ERR_TUNNEL_CONNECTION_FAILED
After adding %err_code/%err_detail
to the end of the relevant logformat
as recommended on this mailing list post, Squid access.log entries for the failing accesses look like this:
1635169354.239 171 10.72.1.103 NONE/503 0 CONNECT ad.360yield.com:443 - HIER_
NONE/- - ERR_DNS_FAIL/-
Squid status is NONE/503
, and the error code and detail always ERR_DNS_FAIL/-
.
The timestamp, client IP address and requested URL vary of course.
Each occurrence of the problem affects a single FQDN or very small number of FQDNs, often all from the same organisation (eg. lm.licenses.adobe.com and cc-api-data.adobe.io, both from Adobe.) All other accesses continue to work normally. An occurrence lasts typically between five and ten minutes. During that time all clients trying to access that FQDN are affected. Before and after that, the same FQDN works without a problem. There is no discernible regularity in the affected FQDNs.
Some of the occurrences are accompanied by a message like:
2021/10/25 15:42:34 kid1| ipcacheParse No Address records in response to 'ad.360yield.com'
in /var/log/squid/cache.log
but in the majority of cases nothing is logged there.
How can I find out what goes wrong there?
Increasing the loglevel for DNS lookups to 6 by putting the directive
into
/etc/squid/squid.conf
makes Squid log to/var/log/squid/cache.log
which nameserver was used for the failed queries, for example:The failures can then be further investigated on that nameserver.

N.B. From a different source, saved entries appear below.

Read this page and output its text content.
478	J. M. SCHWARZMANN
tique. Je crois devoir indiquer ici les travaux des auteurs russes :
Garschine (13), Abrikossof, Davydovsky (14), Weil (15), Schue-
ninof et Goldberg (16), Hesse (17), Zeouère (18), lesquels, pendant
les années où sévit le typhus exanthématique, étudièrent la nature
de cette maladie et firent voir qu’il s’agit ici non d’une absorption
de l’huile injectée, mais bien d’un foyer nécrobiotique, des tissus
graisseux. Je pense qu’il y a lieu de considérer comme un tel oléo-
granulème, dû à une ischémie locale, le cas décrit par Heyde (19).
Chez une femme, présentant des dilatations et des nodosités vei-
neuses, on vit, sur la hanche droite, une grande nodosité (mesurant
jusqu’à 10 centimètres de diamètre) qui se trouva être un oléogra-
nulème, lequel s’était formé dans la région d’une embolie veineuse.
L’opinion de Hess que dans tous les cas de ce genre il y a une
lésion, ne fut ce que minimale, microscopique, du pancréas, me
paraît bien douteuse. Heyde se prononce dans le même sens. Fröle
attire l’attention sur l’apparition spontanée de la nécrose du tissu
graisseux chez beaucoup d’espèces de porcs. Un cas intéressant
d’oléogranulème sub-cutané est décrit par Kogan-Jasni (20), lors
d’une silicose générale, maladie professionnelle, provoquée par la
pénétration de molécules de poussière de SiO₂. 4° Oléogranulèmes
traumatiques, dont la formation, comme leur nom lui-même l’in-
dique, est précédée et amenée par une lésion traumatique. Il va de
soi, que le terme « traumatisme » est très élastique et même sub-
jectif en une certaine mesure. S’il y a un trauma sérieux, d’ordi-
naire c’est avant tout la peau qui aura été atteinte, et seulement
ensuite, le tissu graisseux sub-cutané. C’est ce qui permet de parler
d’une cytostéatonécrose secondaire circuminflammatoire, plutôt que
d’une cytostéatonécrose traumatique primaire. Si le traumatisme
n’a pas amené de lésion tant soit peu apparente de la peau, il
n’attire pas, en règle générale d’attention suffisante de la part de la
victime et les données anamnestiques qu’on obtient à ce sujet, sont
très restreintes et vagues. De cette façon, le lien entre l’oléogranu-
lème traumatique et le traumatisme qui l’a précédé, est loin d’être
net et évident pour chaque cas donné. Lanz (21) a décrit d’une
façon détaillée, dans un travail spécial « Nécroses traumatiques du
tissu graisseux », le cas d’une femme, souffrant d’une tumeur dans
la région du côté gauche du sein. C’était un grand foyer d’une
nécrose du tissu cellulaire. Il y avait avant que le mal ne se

In my case, this pointed to a
dnsmasq
DNS proxy server running on the same machine. Enabling query logging ondnsmasq
revealed that one of the four configured external nameservers was responsible for the failures. Queries that got sent to that nameserver failed, while queries sent to one the other three succeeded. So the solution was to drop the faulty external nameserver from the configuration.